ACLU of Washington position focuses on how new and emerging technologies affect human rights.
DIRECTOR OF TECHNOLOGY AND LIBERTY
What do you do? I’m the director of technology and liberty at the ACLU of Washington. My job is focused on how new and emerging technologies impact our rights — everything from privacy and government surveillance to free speech. I get to work on a variety of projects: developing policies and frameworks for thinking about these problems, collaborating with our other lawyers on court cases that involve technology issues and assisting our lobbyists with legislative bills that touch on these concerns.
How did you get started in that field? In my early 20s, I did a lot of work focused on the intersection between cutting-edge technologies and art. As a part of this, I began to think a lot about how our collective ability to gather detailed information from the world around us would impact our ability to maintain private lives. I also became involved in projects related to censorship and artistic expression. This all led to law school, where I focused on privacy and intellectual property issues and did a lot of work with nonprofits in this space.

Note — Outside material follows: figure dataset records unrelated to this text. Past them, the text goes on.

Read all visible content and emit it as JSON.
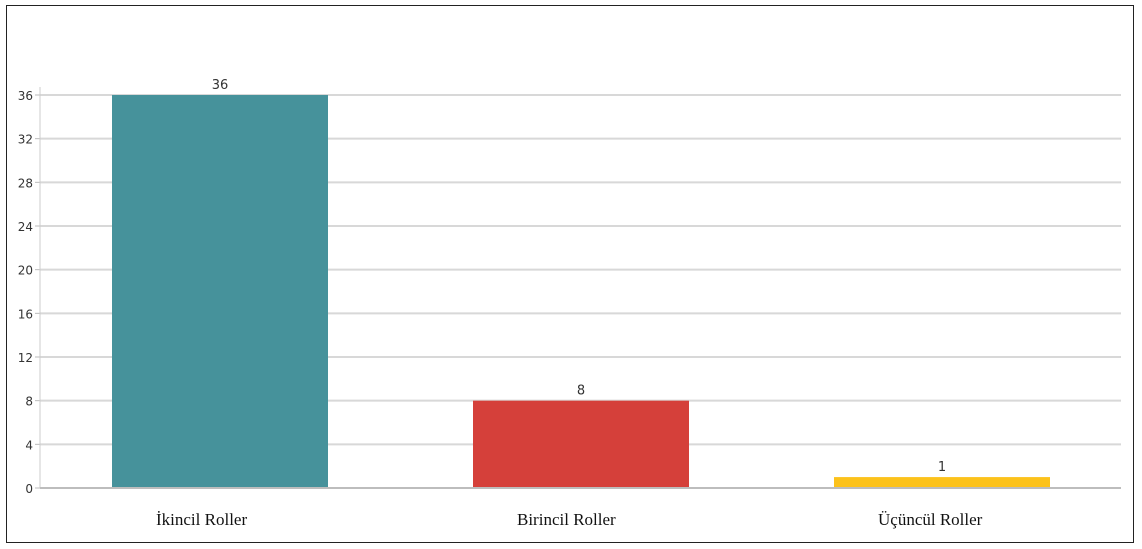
{
  "chart_data": {
    "type": "bar",
    "categories": [
      "İkincil Roller",
      "Birincil Roller",
      "Üçüncül Roller"
    ],
    "values": [
      36,
      8,
      1
    ],
    "colors": [
      "#46929B",
      "#D5403A",
      "#FCC21B"
    ],
    "yticks": [
      0,
      4,
      8,
      12,
      16,
      20,
      24,
      28,
      32,
      36
    ],
    "ylim": [
      0,
      36
    ],
    "grid": true,
    "data_labels": true,
    "title": "",
    "xlabel": "",
    "ylabel": ""
  }
}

What’s a typical day like? As much as I have a typical day, it involves trying to frantically stay up on the latest news related to government surveillance and police practices, privacy-protecting technologies like encryption, and local government use of new technology. I communicate constantly with local allies and community stakeholders about cutting-edge concerns about how new technologies should be used. I collaborate with engineers and technologists to understand the nuanced inner workings of new developments. At any given time, I’m working on a variety of different projects and preparing presentations for governments and the public alike to educate on these issues.
What’s the best part of the work? I love being able to dedicate my time to issues that I’m passionate about. I get to work with cool technologies on a day-to-day basis and get to fight for important rights. That said, the best part of my job is hearing about the amazing work that others at the ACLU of Washington are working on. From immigration, discrimination, drug and criminal justice reform, to reproductive rights, everyone in our office is working on difficult issues and are incredibly passionate about every project they work on. It is easy to be inspired every day when you work with people that have given their lives to fighting on behalf of the public.
What surprises people about what you do? I think nowadays, people expect all my work to be focused on things like the NSA and the important disclosures [Edward] Snowden has made. Although that is certainly a part of it, my time is spent on all kinds of topics — things like police body cameras, copyright law and online expression, student rights on social media, and ways technology can be used to enable people to understand their government’s activities and to hold them accountable. A key feature of this job is the wide array of issues I get to work on.